How’s about you try a gratitude practice?
What is a gratitude practice?
It’s about training yourself to recognise the good in your life to then then give thanks. Being grateful is a simple method to boost your outlook on life itself and it’s proven to have a wide array of improvements in mental health and well-being.
“The nice thing about gratitude is that it’s incredibly low-effort, and the barrier to entry is nonexistent. There’s no special technique to learn and no serious time investment.”
– Self.com
Minimal yet effective ways to incorporate a gratitude practice into your life
Even when we’re faced with difficult moments and life’s troubles, it’s great to know that you have a positive emotion like gratitude to lean on that can sustain you. Try these simple practices and see how you feel:
Gratitude affirmations
Repeating positive affirmations is a way to help you challenge and overcome negative thoughts. Create a list of gratitude affirmations that you’d repeat to yourself every morning and every night.
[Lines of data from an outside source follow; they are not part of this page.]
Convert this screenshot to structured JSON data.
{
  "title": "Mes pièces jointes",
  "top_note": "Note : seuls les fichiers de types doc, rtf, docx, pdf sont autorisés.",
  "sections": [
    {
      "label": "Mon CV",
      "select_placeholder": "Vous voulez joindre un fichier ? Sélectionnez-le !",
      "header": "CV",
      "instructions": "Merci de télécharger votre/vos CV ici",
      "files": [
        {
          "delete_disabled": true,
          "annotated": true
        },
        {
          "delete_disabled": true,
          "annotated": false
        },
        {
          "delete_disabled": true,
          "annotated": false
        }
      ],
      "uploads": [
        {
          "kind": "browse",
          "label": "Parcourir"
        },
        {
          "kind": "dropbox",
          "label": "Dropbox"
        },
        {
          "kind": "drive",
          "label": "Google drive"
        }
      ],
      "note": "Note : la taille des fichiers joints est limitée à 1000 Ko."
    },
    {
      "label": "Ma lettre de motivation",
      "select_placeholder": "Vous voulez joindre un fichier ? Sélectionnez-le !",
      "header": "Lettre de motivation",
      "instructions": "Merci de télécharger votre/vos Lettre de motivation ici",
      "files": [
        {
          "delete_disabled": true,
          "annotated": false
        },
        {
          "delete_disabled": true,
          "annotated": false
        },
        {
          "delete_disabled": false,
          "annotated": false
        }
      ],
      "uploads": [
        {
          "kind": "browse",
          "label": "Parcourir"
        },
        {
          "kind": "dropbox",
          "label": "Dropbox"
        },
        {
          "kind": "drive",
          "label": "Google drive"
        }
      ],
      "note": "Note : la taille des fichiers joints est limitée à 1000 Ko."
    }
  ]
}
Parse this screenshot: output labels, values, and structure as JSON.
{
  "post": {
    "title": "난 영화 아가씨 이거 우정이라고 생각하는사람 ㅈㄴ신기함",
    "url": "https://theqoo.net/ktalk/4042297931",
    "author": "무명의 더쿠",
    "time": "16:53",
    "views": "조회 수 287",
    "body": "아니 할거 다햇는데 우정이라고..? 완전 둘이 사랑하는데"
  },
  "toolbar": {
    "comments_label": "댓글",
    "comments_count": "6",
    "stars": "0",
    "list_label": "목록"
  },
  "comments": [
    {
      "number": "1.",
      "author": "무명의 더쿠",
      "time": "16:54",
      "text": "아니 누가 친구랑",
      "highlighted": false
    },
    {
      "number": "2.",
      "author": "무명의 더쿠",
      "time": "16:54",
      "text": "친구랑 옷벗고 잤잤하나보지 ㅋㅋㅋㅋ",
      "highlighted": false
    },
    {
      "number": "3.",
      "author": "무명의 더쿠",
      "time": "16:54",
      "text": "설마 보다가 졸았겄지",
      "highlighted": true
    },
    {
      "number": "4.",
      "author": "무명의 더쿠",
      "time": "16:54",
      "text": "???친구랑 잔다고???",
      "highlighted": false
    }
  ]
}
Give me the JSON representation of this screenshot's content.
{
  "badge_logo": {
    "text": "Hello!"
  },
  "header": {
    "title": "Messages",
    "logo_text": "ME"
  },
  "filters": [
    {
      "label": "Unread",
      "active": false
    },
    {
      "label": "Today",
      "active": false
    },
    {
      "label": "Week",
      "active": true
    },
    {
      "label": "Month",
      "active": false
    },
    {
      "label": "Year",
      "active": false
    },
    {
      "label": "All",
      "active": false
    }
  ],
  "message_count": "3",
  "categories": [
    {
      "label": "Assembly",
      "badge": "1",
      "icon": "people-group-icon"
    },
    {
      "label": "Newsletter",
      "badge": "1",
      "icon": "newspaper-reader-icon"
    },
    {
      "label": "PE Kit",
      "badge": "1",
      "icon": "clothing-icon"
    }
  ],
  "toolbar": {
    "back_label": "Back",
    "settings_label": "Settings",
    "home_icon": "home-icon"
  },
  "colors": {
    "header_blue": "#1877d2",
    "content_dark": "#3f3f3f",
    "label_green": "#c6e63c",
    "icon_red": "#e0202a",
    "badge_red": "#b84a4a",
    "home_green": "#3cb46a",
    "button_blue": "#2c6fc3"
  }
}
Gratitude affirmations may sound like this:
Thank you for this new day
I am grateful for another chance to breathe
I am grateful for who I am and what I have
Thankfulness and sincere gratitude is a part of who I am
Get in the habit of saying “thank you” to others
This brings forward the social connectedness of being grateful. Start saying thank you more often to a best friend, spouse, or family member. Self.com suggests the below pointers to make your “thank you” impactful.
- Describe what the person did
- Acknowledge the effort that the person put in, including if they sacrificed or forewent something
- Describe how it benefited you
When we do this the next person feels more validated and in return that sense of bond makes us feel good.
Keep a gratitude journal
This is a good way to track how grateful you’ve been and it’s a reflective time with yourself to look at the good that’s been happening in your life. Write down five things that you’re grateful for that happened that day. You can do it a couple of days of the week and especially when you need a reminder that you’ll be okay.